The coprimary outcomes were postoperative pain intensity (measured as the worst static or dynamic pain using a validated 10-point scale, with 0 indicating no pain and 10 indicating severe pain) and opioid consumption (measured in morphine milligram equivalents [MMEs]) at prespecified intervals (0-6 hours, 7-24 hours, 25-48 hours, 49-72 hours, and >72 hours). Clinically relevant analgesia was defined as a 1-point or greater difference in pain intensity score at any interval. Secondary outcomes included 30-day postoperative complications and pulmonary function.

Results

Of 694 records screened, 608 were excluded based on prespecified exclusion criteria. The remaining 86 full-text articles were assessed for eligibility, and 20 of those articles were excluded. All of the 66 remaining studies (5184 patients; mean [SD] age, 53.9 [10.2] years; approximately 59% men and 41% women) were included in the qualitative analysis, and 59 studies (3325 patients) that provided data for at least 1 outcome were included in the quantitative meta-analysis. Experimental studies had a high risk of bias in multiple domains, including allocation concealment, blinding of participants and personnel, and blinding of outcome assessors. Marked differences (eg, crossover studies, timing of the intervention [intraoperative vs postoperative], blinding, and type of control group) were observed in the design and implementation of studies. The use of ICNB vs systemic analgesia was associated with lower static pain (0-6 hours after surgery: mean score difference, −1.40 points [95% CI, −1.46 to −1.33 points]; 7-24 hours after surgery: mean score difference, −1.27 points [95% CI, −1.40 to −1.13 points]) and lower dynamic pain (0-6 hours after surgery: mean score difference, −1.66 points [95% CI, −1.90 to −1.41 points]; 7-24 hours after surgery: mean score difference, −1.43 points [95% CI, −1.70 to −1.17 points]).
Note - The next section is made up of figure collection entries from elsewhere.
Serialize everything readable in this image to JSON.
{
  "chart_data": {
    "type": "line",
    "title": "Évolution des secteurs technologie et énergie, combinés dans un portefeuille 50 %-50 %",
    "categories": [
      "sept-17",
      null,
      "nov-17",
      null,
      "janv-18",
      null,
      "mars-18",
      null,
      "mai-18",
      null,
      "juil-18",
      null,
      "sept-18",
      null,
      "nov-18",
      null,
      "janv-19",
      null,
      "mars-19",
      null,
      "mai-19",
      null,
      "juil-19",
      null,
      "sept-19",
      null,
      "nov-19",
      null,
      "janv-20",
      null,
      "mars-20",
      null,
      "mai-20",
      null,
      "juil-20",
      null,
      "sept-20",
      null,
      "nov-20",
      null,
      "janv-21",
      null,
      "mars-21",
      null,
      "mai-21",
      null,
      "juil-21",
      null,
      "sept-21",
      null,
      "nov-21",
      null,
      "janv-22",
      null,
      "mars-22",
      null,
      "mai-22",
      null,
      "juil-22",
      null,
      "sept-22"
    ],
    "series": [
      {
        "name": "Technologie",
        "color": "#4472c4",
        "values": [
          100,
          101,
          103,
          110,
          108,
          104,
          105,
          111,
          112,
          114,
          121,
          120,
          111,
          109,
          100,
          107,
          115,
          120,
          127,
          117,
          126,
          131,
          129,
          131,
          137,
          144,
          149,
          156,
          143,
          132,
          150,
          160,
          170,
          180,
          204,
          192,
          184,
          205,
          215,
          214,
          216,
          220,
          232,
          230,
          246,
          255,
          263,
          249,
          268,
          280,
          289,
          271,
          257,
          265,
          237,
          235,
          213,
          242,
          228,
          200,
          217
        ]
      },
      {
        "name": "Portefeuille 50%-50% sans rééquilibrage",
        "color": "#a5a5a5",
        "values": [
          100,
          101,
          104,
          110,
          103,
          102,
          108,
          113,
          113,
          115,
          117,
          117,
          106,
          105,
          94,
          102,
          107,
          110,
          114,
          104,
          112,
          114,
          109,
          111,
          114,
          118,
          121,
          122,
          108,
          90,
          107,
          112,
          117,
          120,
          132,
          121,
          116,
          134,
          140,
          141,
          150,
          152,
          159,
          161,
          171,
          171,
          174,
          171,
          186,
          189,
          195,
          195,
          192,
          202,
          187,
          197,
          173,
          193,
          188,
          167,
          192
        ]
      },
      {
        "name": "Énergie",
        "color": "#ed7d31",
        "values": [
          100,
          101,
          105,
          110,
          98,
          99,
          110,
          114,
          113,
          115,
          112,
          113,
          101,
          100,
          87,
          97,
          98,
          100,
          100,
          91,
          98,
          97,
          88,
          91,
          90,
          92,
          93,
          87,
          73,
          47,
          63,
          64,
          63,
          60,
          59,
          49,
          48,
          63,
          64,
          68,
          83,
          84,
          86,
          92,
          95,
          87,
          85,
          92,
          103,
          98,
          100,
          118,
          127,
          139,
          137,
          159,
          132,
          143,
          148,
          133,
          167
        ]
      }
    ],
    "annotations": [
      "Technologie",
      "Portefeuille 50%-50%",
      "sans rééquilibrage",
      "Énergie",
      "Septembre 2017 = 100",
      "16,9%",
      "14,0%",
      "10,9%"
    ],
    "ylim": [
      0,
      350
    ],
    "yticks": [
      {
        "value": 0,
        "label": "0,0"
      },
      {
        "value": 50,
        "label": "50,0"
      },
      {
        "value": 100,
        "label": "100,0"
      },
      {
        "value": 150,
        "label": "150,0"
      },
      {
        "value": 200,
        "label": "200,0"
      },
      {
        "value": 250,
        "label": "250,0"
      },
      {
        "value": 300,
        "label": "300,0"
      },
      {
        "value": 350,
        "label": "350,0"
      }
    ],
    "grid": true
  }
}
Intercostal nerve block analgesia was noninferior to TEA (mean score difference in worst dynamic panic at 7-24 hours after surgery: 0.79 points; 95% CI, 0.28-1.29 points) and marginally inferior to PVB (mean score difference in worst dynamic pain at 7-24 hours after surgery: 1.29 points; 95% CI, 1.16 to 1.41 points). The largest opioid-sparing effect of ICNB vs systemic analgesia occurred at 48 hours after surgery (mean difference, −10.97 MMEs; 95% CI, −12.92 to −9.02 MMEs). The use of ICNB was associated with higher MME values compared with TEA (eg, 48 hours after surgery: mean difference, 48.31 MMEs; 95% CI, 36.11-60.52 MMEs) and PVB (eg, 48 hours after surgery: mean difference, 3.87 MMEs; 95% CI, 2.59-5.15 MMEs).

Conclusions and Relevance

In this study, single-injection ICNB was associated with a reduction in pain during the first 24 hours after thoracic surgery and was clinically noninferior to TEA or PVB. Intercostal nerve block analgesia had opioid-sparing effects; however, TEA and PVB were associated with larger decreases in postoperative MMEs, suggesting that ICNB may be most beneficial for cases in which TEA and PVB are not indicated.